Но вот вслед за этим вторым пришла и моя электричка.
Вот я вижу ее, приближающуюся, проседающую и клюющую носом при торможении.
Я надеваю майку и выбираю вагон – нужен тот, с рогами.
Отчего-то известно, что он не моторный, а значит, в нем меньше трясет.
Вот Шкловский, тот любил технику. Он много писал о ней, перечисляя марки автомобилей, звучащие как слова мертвых языков:
“испано-сюиза”, “делоне-бельвиль”, “паккард”, “делаж”…
Он писал о технике, как о женщине.
В тамбуре стоит потный солдат-армянин. Он стоит прислонившись к стене и держит обеими руками фуражку.
На дне фуражки написано: “Калинин”.
Дача моя, оставленная за спиной, вновь появляется в окне и тут же исчезает.
Я уезжаю.
Уехал и мой друг в поисках обетованной земли.
Он уезжал под адажио Альбинони, в день похорон.
Опять еду в метро.
Рядом едет девушка.
Ее тонкие ноги захватаны синяками.
Суровая женщина, разведя колени, читает антисемитскую газету.
Вошли два человека странной национальности.
Один, стриженный ежиком, в джемпере с двумя рядами золотых пуговиц и неясным гербом на сердце, сразу начал ковырять в носу.
Входят, выходят…
Девица с зонтиком, повешенным через плечо – как винтовка.
Милиционер с оскорбленным лицом.
Парень со сжатыми кулаками. Старуха с котенком в сумке.
Человек с автоматическим зонтом. Чешет им за ухом. Сейчас зонт раскроется, и… Нет, человек уже вышел.
Снова старуха, на этот раз в тренировочном костюме.
Снова милиционер. Теперь с дубинкой.
Опять девица в мини. Мини-бикини. Сверху на бикини надета майка, на ногах те же синяки, только теперь в шахматном порядке.
Холодно мне что-то. Холодные ночи этим летом. Холодные ночи погубили Петра – он вышел из темноты к костру, чтобы погреться.
У костра тепло, но нужно отрекаться.
Холодной ночью всегда тянет выйти к костру.

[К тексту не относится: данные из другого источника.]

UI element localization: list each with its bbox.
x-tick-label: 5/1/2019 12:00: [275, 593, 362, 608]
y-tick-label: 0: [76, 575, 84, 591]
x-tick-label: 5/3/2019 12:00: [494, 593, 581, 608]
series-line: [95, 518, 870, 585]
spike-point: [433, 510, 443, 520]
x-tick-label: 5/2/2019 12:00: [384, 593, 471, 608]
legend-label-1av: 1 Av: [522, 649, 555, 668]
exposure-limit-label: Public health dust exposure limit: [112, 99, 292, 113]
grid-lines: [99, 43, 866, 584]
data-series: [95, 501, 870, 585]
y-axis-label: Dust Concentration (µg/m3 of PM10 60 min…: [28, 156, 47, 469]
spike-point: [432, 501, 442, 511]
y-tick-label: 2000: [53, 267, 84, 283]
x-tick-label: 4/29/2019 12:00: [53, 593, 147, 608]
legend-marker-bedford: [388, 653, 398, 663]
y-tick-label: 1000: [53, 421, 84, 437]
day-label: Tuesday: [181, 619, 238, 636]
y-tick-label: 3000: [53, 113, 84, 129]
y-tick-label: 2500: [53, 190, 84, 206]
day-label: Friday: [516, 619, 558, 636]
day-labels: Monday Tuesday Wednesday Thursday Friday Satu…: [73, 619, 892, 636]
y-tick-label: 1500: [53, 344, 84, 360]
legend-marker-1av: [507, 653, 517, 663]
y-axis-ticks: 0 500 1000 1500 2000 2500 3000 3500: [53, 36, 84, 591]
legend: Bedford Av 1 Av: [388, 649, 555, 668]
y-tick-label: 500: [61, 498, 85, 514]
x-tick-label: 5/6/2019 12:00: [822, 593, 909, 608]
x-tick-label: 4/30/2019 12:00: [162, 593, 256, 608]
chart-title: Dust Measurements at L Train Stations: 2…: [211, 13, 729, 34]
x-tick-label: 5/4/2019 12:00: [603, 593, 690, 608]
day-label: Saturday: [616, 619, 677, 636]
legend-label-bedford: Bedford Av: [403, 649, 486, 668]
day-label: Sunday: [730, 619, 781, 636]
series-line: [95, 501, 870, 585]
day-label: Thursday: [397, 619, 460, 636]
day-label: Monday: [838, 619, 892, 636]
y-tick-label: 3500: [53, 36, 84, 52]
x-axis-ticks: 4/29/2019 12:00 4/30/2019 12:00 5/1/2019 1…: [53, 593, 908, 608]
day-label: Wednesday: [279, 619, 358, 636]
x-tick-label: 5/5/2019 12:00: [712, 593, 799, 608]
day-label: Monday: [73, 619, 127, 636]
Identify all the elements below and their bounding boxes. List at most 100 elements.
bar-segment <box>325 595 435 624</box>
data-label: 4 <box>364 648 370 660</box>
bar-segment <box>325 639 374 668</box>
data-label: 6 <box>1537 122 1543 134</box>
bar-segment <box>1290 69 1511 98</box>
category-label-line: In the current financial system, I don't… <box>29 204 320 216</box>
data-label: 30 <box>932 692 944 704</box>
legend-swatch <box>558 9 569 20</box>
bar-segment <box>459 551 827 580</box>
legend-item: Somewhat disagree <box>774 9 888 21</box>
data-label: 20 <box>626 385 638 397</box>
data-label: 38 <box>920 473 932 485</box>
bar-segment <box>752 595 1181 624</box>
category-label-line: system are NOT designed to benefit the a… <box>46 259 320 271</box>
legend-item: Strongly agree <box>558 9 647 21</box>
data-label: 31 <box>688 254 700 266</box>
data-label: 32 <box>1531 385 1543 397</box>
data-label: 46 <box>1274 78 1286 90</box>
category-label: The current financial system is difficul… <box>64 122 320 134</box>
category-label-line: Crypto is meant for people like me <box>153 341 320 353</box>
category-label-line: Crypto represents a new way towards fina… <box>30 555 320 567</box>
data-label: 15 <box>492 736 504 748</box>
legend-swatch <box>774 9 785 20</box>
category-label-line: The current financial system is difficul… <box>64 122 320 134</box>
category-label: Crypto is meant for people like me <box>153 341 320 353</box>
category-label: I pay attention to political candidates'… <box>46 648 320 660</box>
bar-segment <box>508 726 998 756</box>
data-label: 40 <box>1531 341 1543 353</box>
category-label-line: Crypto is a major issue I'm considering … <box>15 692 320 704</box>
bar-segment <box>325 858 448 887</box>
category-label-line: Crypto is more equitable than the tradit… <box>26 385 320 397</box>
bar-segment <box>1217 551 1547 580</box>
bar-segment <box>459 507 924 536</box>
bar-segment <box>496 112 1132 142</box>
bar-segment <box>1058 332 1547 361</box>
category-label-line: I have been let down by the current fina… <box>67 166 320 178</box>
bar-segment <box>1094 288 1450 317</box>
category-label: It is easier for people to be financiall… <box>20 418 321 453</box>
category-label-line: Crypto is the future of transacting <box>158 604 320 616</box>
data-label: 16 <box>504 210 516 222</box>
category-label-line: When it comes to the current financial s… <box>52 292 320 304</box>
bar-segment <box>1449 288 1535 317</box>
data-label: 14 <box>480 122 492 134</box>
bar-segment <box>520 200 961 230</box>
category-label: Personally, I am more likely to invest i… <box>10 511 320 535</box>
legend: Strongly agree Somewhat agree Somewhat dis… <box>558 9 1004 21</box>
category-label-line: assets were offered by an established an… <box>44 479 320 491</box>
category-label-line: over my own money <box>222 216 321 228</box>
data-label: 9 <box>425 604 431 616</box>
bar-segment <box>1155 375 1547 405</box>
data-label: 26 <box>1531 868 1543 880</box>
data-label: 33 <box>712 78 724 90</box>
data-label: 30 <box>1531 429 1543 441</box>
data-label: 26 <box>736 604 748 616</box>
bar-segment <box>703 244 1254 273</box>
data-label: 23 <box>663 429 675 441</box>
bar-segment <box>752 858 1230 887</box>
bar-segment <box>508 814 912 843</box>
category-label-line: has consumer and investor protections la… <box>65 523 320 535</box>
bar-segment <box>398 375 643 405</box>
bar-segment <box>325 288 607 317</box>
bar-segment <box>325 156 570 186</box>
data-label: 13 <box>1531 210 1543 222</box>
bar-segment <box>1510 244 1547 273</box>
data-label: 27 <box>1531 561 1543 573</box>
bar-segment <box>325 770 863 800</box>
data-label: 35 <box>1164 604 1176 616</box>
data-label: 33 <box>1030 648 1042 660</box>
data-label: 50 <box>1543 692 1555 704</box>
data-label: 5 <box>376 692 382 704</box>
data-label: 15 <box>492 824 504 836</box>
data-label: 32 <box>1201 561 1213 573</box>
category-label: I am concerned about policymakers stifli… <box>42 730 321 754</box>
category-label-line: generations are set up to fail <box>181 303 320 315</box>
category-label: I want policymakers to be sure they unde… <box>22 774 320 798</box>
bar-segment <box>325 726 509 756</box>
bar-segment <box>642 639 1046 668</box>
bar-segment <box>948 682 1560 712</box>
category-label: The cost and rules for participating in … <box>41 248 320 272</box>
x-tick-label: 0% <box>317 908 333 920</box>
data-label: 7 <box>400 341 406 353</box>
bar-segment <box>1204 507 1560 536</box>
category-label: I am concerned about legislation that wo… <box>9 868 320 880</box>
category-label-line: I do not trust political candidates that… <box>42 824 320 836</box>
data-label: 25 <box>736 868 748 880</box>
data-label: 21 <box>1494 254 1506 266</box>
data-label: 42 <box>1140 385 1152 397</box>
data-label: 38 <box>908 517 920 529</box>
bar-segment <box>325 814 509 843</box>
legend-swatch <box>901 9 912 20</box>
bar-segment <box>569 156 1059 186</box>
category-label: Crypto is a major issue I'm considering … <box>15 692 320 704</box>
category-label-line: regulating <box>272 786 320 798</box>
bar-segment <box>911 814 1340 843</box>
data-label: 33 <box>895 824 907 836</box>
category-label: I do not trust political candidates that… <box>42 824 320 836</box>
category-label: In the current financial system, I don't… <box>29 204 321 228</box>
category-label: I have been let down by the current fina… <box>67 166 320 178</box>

И об этом писал Шкловский.
Но холодно – мне.
Куда это меня занесло?
Метро “Измайловская”. Пути в три ряда. Между ними – серебряные фигуры. Одна из них – русский мужик в армяке, с большой дубиной.
Очевидно, дубина эта – народной войны.
На стенах станции керамические розетки. Сюжеты розеток однообразны – автомат, выглядывающий из кустов, пулемет, выглядывающий из кустов, неясный “фрейдовский” предмет, выглядывающий из кустов…
Голос в метро говорит:
– Булыгин, зайдите к дежурному по станции…
Кто этот Булыгин?
Инвалид стоит на трех ногах: два костыля и грязная брючина, оканчивающаяся рваным кедом.
Я вчера проводил друга. Он уезжал с Киевского вокзала, стоял в толпе своих горбоносых родственников, доплачивал за багаж.
Совал носильщикам сотенные.
Носильщику нужно дать сто пятьдесят. И проводнику тоже нужно дать, иначе на таможне багаж перетряхнут до последней нитки, а евреи, уезжающие с Киевского вокзала, везут много.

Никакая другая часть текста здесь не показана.